DANIEL: At a certain moment in my life, I realized that I was too slow. When I set my mind to do something, it takes me at least 5 years to do something that is worthy. But with ”I wish I were the moon”, not 6 months had gone by since I had decided to start my life as an indie developer when it got immediate exposition. I thought that it was going to take more time for my work to be recognized, really. I was no less surprised with “Today I Die” or “Storyteller”.
The truth is that I have already achieved all my big “goals”: I travelled to the Game Developers Conference every year, I’m close to the people I truly admire, and a game I made won a prize at IGF. The next step is to make commercial games, and Ernesto is going to be the first of those.
RGG: When are you planning to release the final version of Storyteller? Which platforms are going to support it?
DANIEL: Next year, PC and tablets.
RGG: You are currently working on Ernesto RPG, What is the game all about? Do you have a release date in mind?
DANIEL: Ernesto RPG is a game about finding the best path in a dungeon; fighting, collecting magical objects, buying weapons and doing other stuff that you can do in an RPG game. It is a mix between a puzzle game and an RPG. It should be ready in the next 3 months!
RetroGameGeeks Final Thoughts...
So there we are my fellow retro loving maniacs, another interview with a cool guy who is keeping the indie scene thriving with games created with all the important ingredients taught to him from his love of classic videogames. The circle of retro life continues in full force.

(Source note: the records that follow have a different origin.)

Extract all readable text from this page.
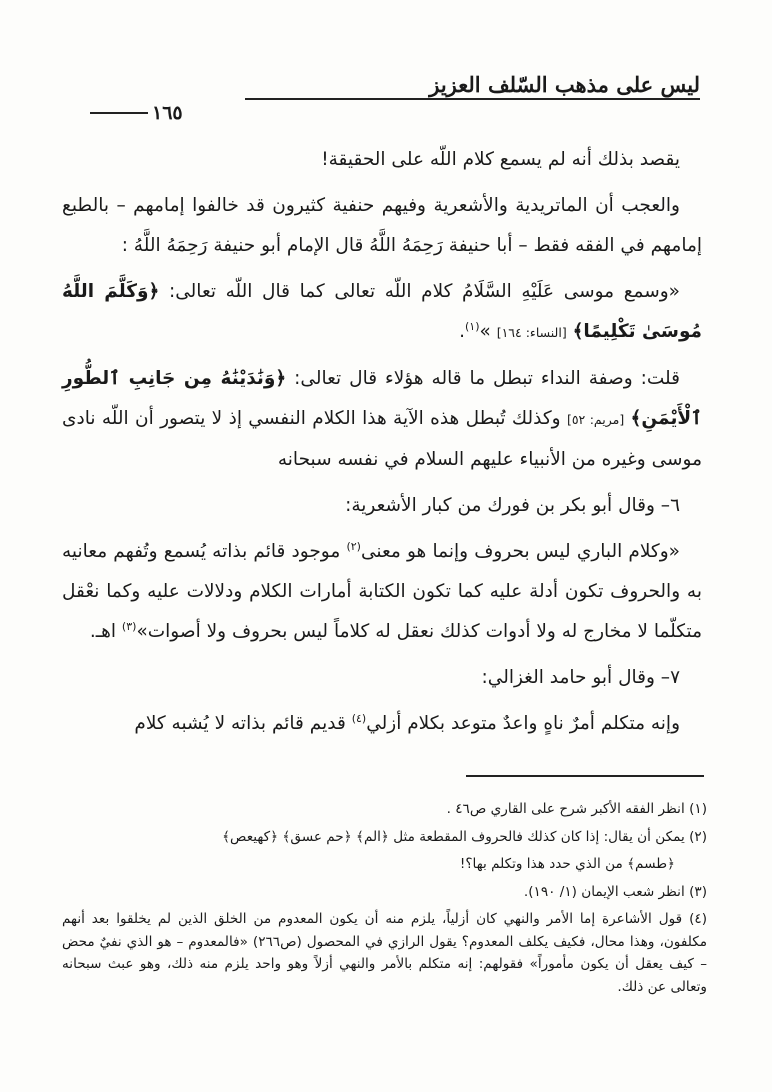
ليس على مذهب السّلف العزيز
١٦٥

يقصد بذلك أنه لم يسمع كلام اللّه على الحقيقة!

والعجب أن الماتريدية والأشعرية وفيهم حنفية كثيرون قد خالفوا إمامهم – بالطبع إمامهم في الفقه فقط – أبا حنيفة رَحِمَهُ اللَّهُ قال الإمام أبو حنيفة رَحِمَهُ اللَّهُ :

«وسمع موسى عَلَيْهِ السَّلَامُ كلام اللّه تعالى كما قال اللّه تعالى: ﴿وَكَلَّمَ اللَّهُ مُوسَىٰ تَكْلِيمًا﴾ [النساء: ١٦٤] »$^{(١)}$.

قلت: وصفة النداء تبطل ما قاله هؤلاء قال تعالى: ﴿وَنَٰدَيْنَٰهُ مِن جَانِبِ ٱلطُّورِ ٱلْأَيْمَنِ﴾ [مريم: ٥٢] وكذلك تُبطل هذه الآية هذا الكلام النفسي إذ لا يتصور أن اللّه نادى موسى وغيره من الأنبياء عليهم السلام في نفسه سبحانه

٦– وقال أبو بكر بن فورك من كبار الأشعرية:

«وكلام الباري ليس بحروف وإنما هو معنى$^{(٢)}$ موجود قائم بذاته يُسمع وتُفهم معانيه به والحروف تكون أدلة عليه كما تكون الكتابة أمارات الكلام ودلالات عليه وكما نعْقل متكلّما لا مخارج له ولا أدوات كذلك نعقل له كلاماً ليس بحروف ولا أصوات»$^{(٣)}$ اهـ.

٧– وقال أبو حامد الغزالي:

وإنه متكلم أمرٌ ناهٍ واعدٌ متوعد بكلام أزلي$^{(٤)}$ قديم قائم بذاته لا يُشبه كلام

(١) انظر الفقه الأكبر شرح على القاري ص٤٦ .

(٢) يمكن أن يقال: إذا كان كذلك فالحروف المقطعة مثل ﴿الم﴾ ﴿حم عسق﴾ ﴿كهيعص﴾

﴿طسم﴾ من الذي حدد هذا وتكلم بها؟!

(٣) انظر شعب الإيمان (١/ ١٩٠).

(٤) قول الأشاعرة إما الأمر والنهي كان أزلياً، يلزم منه أن يكون المعدوم من الخلق الذين لم يخلقوا بعد أنهم مكلفون، وهذا محال، فكيف يكلف المعدوم؟ يقول الرازي في المحصول (ص٢٦٦) «فالمعدوم – هو الذي نفيٌ محض – كيف يعقل أن يكون مأموراً» فقولهم: إنه متكلم بالأمر والنهي أزلاً وهو واحد يلزم منه ذلك، وهو عبث سبحانه وتعالى عن ذلك.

This is also another fantastic example of how everyday more and more talented people are breaking away from the shackles of the corporate way of game creation and returning to what they know best... Telling a story!
From the original text adventures where the player would picture the room or the world around them through to the day's when the Point 'n' click genre exploded the concept of everything revolving around creating a sense of total immersion through real player decision making has continued to evolve and adapt to a mainstream market that just wants you to run around a map shooting people in the face for XP.
By making sure that you as a player feel a real part of the events that unfold a more solid and 3D world is created than anything million dollar graphics engines can ever replicate. In this aspect nothing can touch indie gaming right now because a lot of the time it is emulating in modern ways the stuff that made gaming so great in the begining of the industry.
Daniel is a dreamer, you can see that in everything he does. It's clear from the iconic and superbly crafted sprite work to the layers of subtle debth hidden beneath games that at a glance look simple, much like the Transformers motto 'There's more than meets the eye' here, much more. It is not at all surprising that he has been the recipient of so much praise and awards for his work because class oozes from what he does. To play his games are a pleasure, a joy and most of all tons of fun!
It was great to talk to a man who cares so much about what he does but who also cares so much about the scene itself that he gives of himself and his valuable time to help others and share ideas, tips and methods to help raise the bar for the community as a whole. A true retro loving, scene hero if ever there was one. It's not just Messi who has mad skills!